Ankylosing Spondylitis Overview
What is ankylosing spondylitis (AS)?
Also Known as Bechterew’s Disease and Axial Spondyloarthritis, ankylosing spondylitis (AS) is an autoimmune disease that causes inflammation in the joints of the spine and the sacroiliac joints, where the spine meets the pelvis. It can also impact the eyes or other parts of the body. Over time, the inflamed joints can fuse, resulting in a condition known as ankylosis, which reduces the flexibility of the spine. This can cause a hunched posture as well as pain and stiffness in other areas.
Who gets it and when?
AS is more common in men and usually starts in early adulthood (late teens to mid 30s).
Ankylosing Spondylitis Causes and Risk Factors
What are the causes and risk factors of ankylosing spondylitis?

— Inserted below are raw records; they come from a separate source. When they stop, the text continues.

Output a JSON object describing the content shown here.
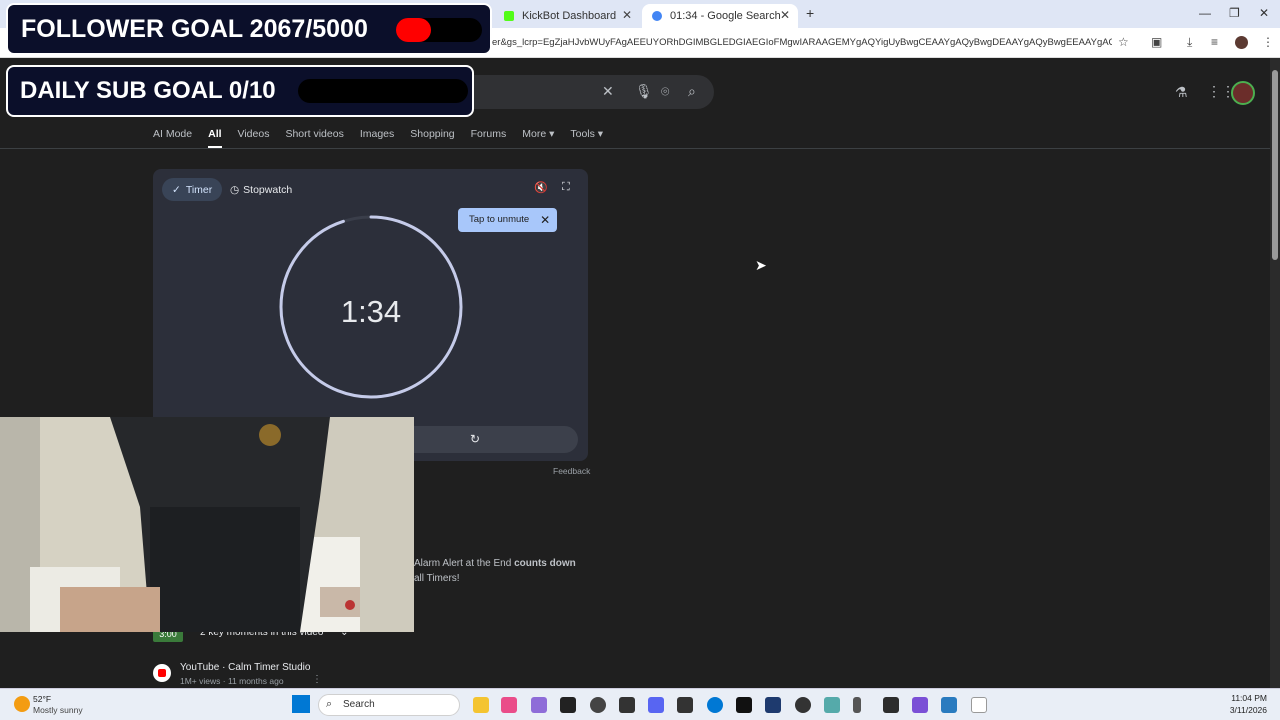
{
  "browser": {
    "tabs": [
      {
        "title": "KickBot Dashboard"
      },
      {
        "title": "01:34 - Google Search"
      }
    ],
    "url": "er&gs_lcrp=EgZjaHJvbWUyFAgAEEUYORhDGIMBGLEDGIAEGIoFMgwIARAAGEMYgAQYigUyBwgCEAAYgAQyBwgDEAAYgAQyBwgEEAAYgAQyBwgFEA..."
  },
  "google": {
    "nav_tabs": [
      "AI Mode",
      "All",
      "Videos",
      "Short videos",
      "Images",
      "Shopping",
      "Forums",
      "More",
      "Tools"
    ],
    "timer": {
      "timer_label": "Timer",
      "stopwatch_label": "Stopwatch",
      "tooltip": "Tap to unmute",
      "time": "1:34",
      "progress_fraction": 0.95
    },
    "feedback": "Feedback",
    "result": {
      "desc_line1_a": "Alarm Alert at the End ",
      "desc_line1_b": "counts down",
      "desc_line2": "all Timers!",
      "badge": "3:00",
      "moments": "2 key moments in this video",
      "source": "YouTube · Calm Timer Studio",
      "meta": "1M+ views · 11 months ago"
    }
  },
  "overlay": {
    "follower_goal": "FOLLOWER GOAL 2067/5000",
    "follower_progress": 0.41,
    "sub_goal": "DAILY SUB GOAL 0/10",
    "sub_progress": 0
  },
  "taskbar": {
    "weather_temp": "52°F",
    "weather_desc": "Mostly sunny",
    "search_label": "Search",
    "time": "11:04 PM",
    "date": "3/11/2026"
  },
  "colors": {
    "overlay_bg": "#0b0f2a",
    "progress_red": "#ff0000",
    "timer_arc": "#c5cbe9"
  }
}
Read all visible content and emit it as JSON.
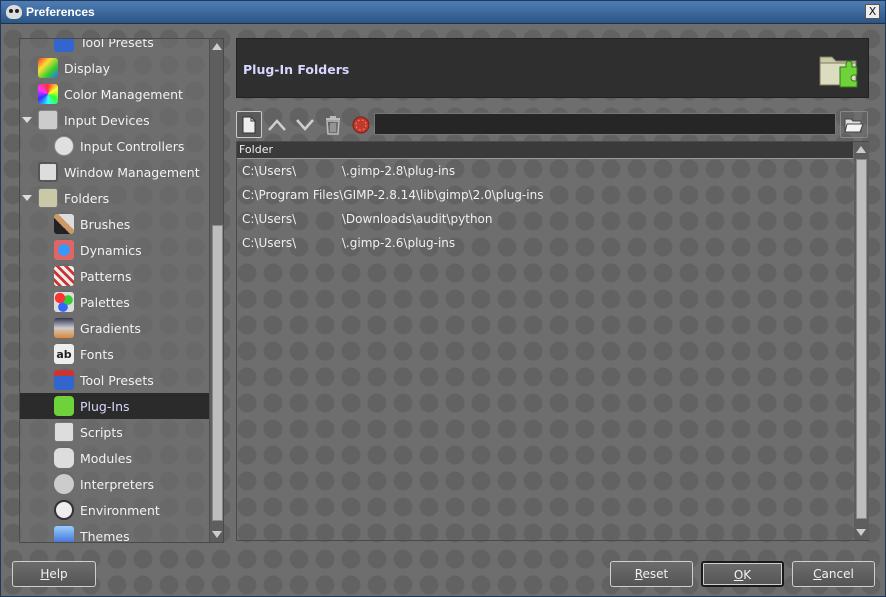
{
  "window": {
    "title": "Preferences",
    "close_glyph": "X"
  },
  "sidebar": {
    "items": [
      {
        "label": "Tool Presets",
        "icon": "tool-presets-icon",
        "level": 1,
        "partial": true
      },
      {
        "label": "Display",
        "icon": "display-icon",
        "level": 0
      },
      {
        "label": "Color Management",
        "icon": "color-management-icon",
        "level": 0
      },
      {
        "label": "Input Devices",
        "icon": "input-devices-icon",
        "level": 0,
        "expanded": true
      },
      {
        "label": "Input Controllers",
        "icon": "input-controllers-icon",
        "level": 1
      },
      {
        "label": "Window Management",
        "icon": "window-management-icon",
        "level": 0
      },
      {
        "label": "Folders",
        "icon": "folders-icon",
        "level": 0,
        "expanded": true
      },
      {
        "label": "Brushes",
        "icon": "brushes-icon",
        "level": 1
      },
      {
        "label": "Dynamics",
        "icon": "dynamics-icon",
        "level": 1
      },
      {
        "label": "Patterns",
        "icon": "patterns-icon",
        "level": 1
      },
      {
        "label": "Palettes",
        "icon": "palettes-icon",
        "level": 1
      },
      {
        "label": "Gradients",
        "icon": "gradients-icon",
        "level": 1
      },
      {
        "label": "Fonts",
        "icon": "fonts-icon",
        "level": 1
      },
      {
        "label": "Tool Presets",
        "icon": "tool-presets-icon",
        "level": 1
      },
      {
        "label": "Plug-Ins",
        "icon": "plug-ins-icon",
        "level": 1,
        "selected": true
      },
      {
        "label": "Scripts",
        "icon": "scripts-icon",
        "level": 1
      },
      {
        "label": "Modules",
        "icon": "modules-icon",
        "level": 1
      },
      {
        "label": "Interpreters",
        "icon": "interpreters-icon",
        "level": 1
      },
      {
        "label": "Environment",
        "icon": "environment-icon",
        "level": 1
      },
      {
        "label": "Themes",
        "icon": "themes-icon",
        "level": 1
      }
    ]
  },
  "header": {
    "title": "Plug-In Folders",
    "icon": "plug-in-folder-icon"
  },
  "toolbar": {
    "new_icon": "new-document-icon",
    "up_icon": "move-up-icon",
    "down_icon": "move-down-icon",
    "delete_icon": "trash-icon",
    "status_icon": "invalid-path-icon",
    "path_value": "",
    "browse_icon": "browse-folder-icon"
  },
  "folder_list": {
    "column_header": "Folder",
    "rows": [
      "C:\\Users\\            \\.gimp-2.8\\plug-ins",
      "C:\\Program Files\\GIMP-2.8.14\\lib\\gimp\\2.0\\plug-ins",
      "C:\\Users\\            \\Downloads\\audit\\python",
      "C:\\Users\\            \\.gimp-2.6\\plug-ins"
    ]
  },
  "buttons": {
    "help": {
      "mnemonic": "H",
      "rest": "elp"
    },
    "reset": {
      "mnemonic": "R",
      "rest": "eset"
    },
    "ok": {
      "mnemonic": "O",
      "rest": "K"
    },
    "cancel": {
      "mnemonic": "C",
      "rest": "ancel"
    }
  },
  "colors": {
    "selected_bg": "#2b2b2b",
    "header_text": "#d6d6ff",
    "titlebar": "#2c5585"
  }
}
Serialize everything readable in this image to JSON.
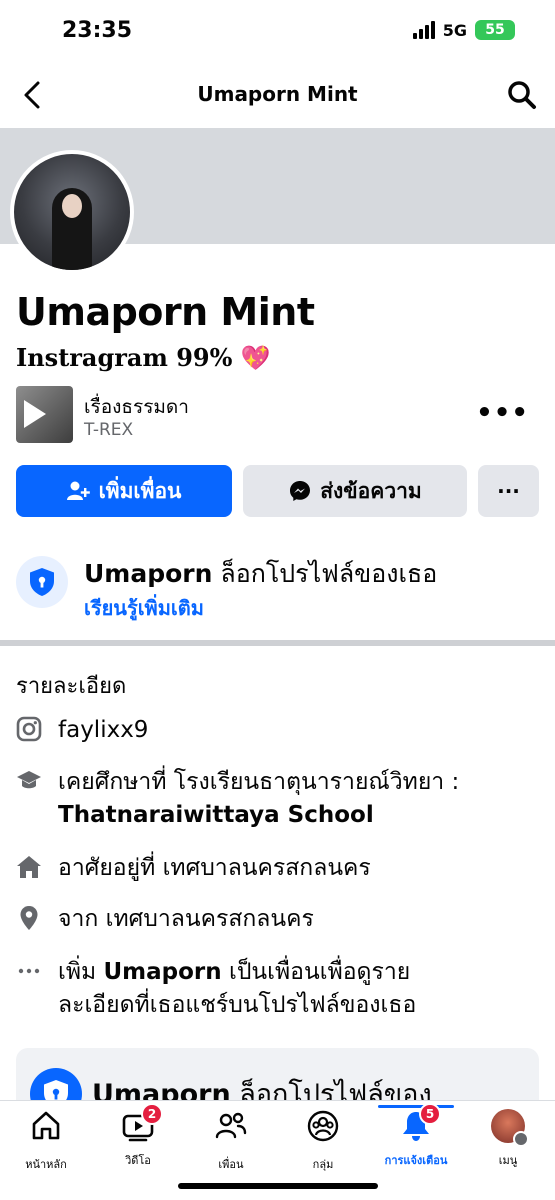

The cause of AS is unknown, but some cases may be genetic, as a family history of this disease increases the risk of developing it. (The gene linked to AS is the HLA-B27 antigen.) Other autoimmune diseases, such as psoriasis, psoriatic arthritis, Chron’s disease and uveitis, may occur with AS.
Ankylosing Spondylitis Signs and Symptoms
What are the signs and symptoms of ankylosing spondylitis?
Symptoms and the speed of progression vary greatly between individuals, but may include:
Pain and stiffness in the lower back or buttocks, which may start on one side and eventually progress to both sides (worse at night and in the morning)
Pain and stiffness that can eventually spread to the hips, upper back, neck, ribs, shoulders and/or heels
- A low-grade fever
- Upset stomach
- Increasing fatigue
Long-term complications in other parts of the body, most commonly the eye complications of iritis and uveitis
Ankylosing Spondylitis Diagnosis
How is ankylosing spondylitis diagnosed?
To diagnose AS, your provider will usually first review your medical history and conduct a physical exam. Diagnostic imaging of the spine and/or pelvis, such as an X-ray and/or MRI, may be ordered. Additionally, lab tests can identify inflammation and the HLA-B27 antigen when appropriate. AS is often diagnosed and managed by a rheumatologist.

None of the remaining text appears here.